What does the current economic climate bode for the future of marketing media, and specifically, for traditional media such as print advertising or direct mail, vs. website marketing?

Pay per click advertising, using Google AdWords, Yahoo Search Marketing, MSN Ad Center, and Facebook’s pay per click ad program, has many strengths when considered against traditional media.

For one thing, pay per click advertising is so trackable. Using Google’s online interface, and particularly if you use their conversion tracking code, you can know which keywords are producing conversions for you (i.e. people who not only click on your ad to come to your site, but also fill out the form and become a lead or a sale). You can know which of your campaigns are producing conversions. And if you are running multiple ads side by side in a single campaign, you can know exactly which ones are producing what.

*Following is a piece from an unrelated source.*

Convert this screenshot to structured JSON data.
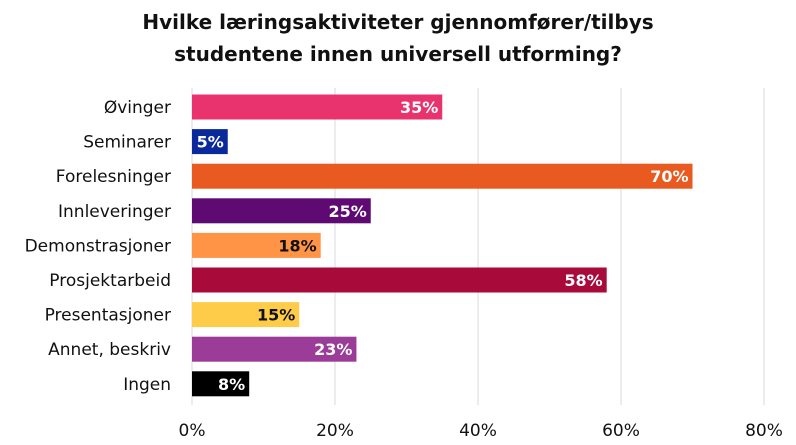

Not only that, but you can know exactly what your cost per lead is. And by adjusting your keyword list, your bids, your text ads, and your landing pages on your site, you can be remarkably in control of that cost per lead.

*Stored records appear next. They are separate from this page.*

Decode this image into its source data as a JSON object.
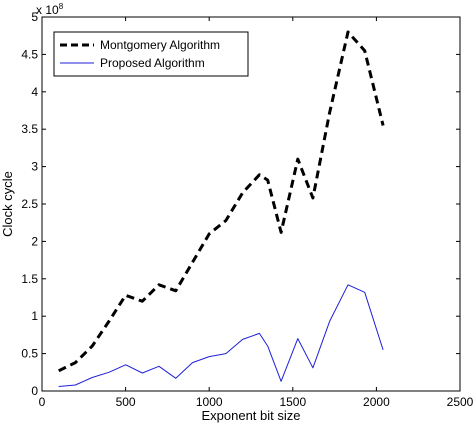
{
  "chart_data": {
    "type": "line",
    "title": "",
    "xlabel": "Exponent bit size",
    "ylabel": "Clock cycle",
    "xlim": [
      0,
      2500
    ],
    "ylim": [
      0,
      5
    ],
    "y_multiplier_label": "x 10",
    "y_multiplier_exponent": "8",
    "grid": false,
    "legend_position": "top-left",
    "x_ticks": [
      {
        "value": 0,
        "label": "0"
      },
      {
        "value": 500,
        "label": "500"
      },
      {
        "value": 1000,
        "label": "1000"
      },
      {
        "value": 1500,
        "label": "1500"
      },
      {
        "value": 2000,
        "label": "2000"
      },
      {
        "value": 2500,
        "label": "2500"
      }
    ],
    "y_ticks": [
      {
        "value": 0,
        "label": "0"
      },
      {
        "value": 0.5,
        "label": "0.5"
      },
      {
        "value": 1,
        "label": "1"
      },
      {
        "value": 1.5,
        "label": "1.5"
      },
      {
        "value": 2,
        "label": "2"
      },
      {
        "value": 2.5,
        "label": "2.5"
      },
      {
        "value": 3,
        "label": "3"
      },
      {
        "value": 3.5,
        "label": "3.5"
      },
      {
        "value": 4,
        "label": "4"
      },
      {
        "value": 4.5,
        "label": "4.5"
      },
      {
        "value": 5,
        "label": "5"
      }
    ],
    "x": [
      100,
      200,
      300,
      400,
      500,
      600,
      700,
      800,
      900,
      1000,
      1100,
      1200,
      1300,
      1350,
      1430,
      1530,
      1620,
      1720,
      1830,
      1930,
      2040
    ],
    "series": [
      {
        "name": "Montgomery Algorithm",
        "style": "dashed",
        "color": "#000000",
        "values": [
          0.27,
          0.38,
          0.6,
          0.93,
          1.28,
          1.2,
          1.42,
          1.34,
          1.72,
          2.1,
          2.28,
          2.65,
          2.89,
          2.82,
          2.12,
          3.1,
          2.58,
          3.72,
          4.8,
          4.55,
          3.55
        ]
      },
      {
        "name": "Proposed Algorithm",
        "style": "solid",
        "color": "#1f1fd8",
        "values": [
          0.06,
          0.08,
          0.18,
          0.25,
          0.35,
          0.24,
          0.33,
          0.17,
          0.38,
          0.46,
          0.5,
          0.69,
          0.77,
          0.6,
          0.13,
          0.7,
          0.31,
          0.93,
          1.42,
          1.32,
          0.55
        ]
      }
    ]
  }
}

Another advantage of pay per click advertising over traditional types is that you can test a new campaign for just a few days. If no one clicks on it, you don’t pay anything. You can test something new for a short time and see how it’s going to do. Or test it in one state and roll it out to others if it works well.

You don’t get anything like that level of control or accountability with, say print advertising. You pay whether there is any response or not.

So what is the result going to be of the current economic climate, where advertisers in many markets are likely to have less to spend? I agree with Eric Qualman of Search Engine Watch, who writes:

“1. Online Marketing Spend OK

“As we’ve seen during tough financial turns in the last 14 years, proven online marketing channels are often the last to be cut because they’re so efficient. The medium is trackable to a hard ROI, so companies often shift a higher percentage of their total spend to online. Paid search and e-mail are the last two pillars to be cut.

“Some of this depends on which vertical (business segment) your company is in. For example, Proctor & Gamble is probably more likely to cut paid search than Hyatt.”

“One likely outcome of all of this is a permanent shift from traditional channels of marketing to online marketing. Yes, online marketing could become the highest percentage of marketing spend sooner than any of us imagined.”

Search Engine Watch is a great source for data on search engine marketing by the way.

So my advice is to keep your dollars in pay per click, search engine optimization and link building during this time period. Pay per click will get you the fast result and return on investment, while SEO and link building take a bit longer to get results but the return on investment is higher in the long run.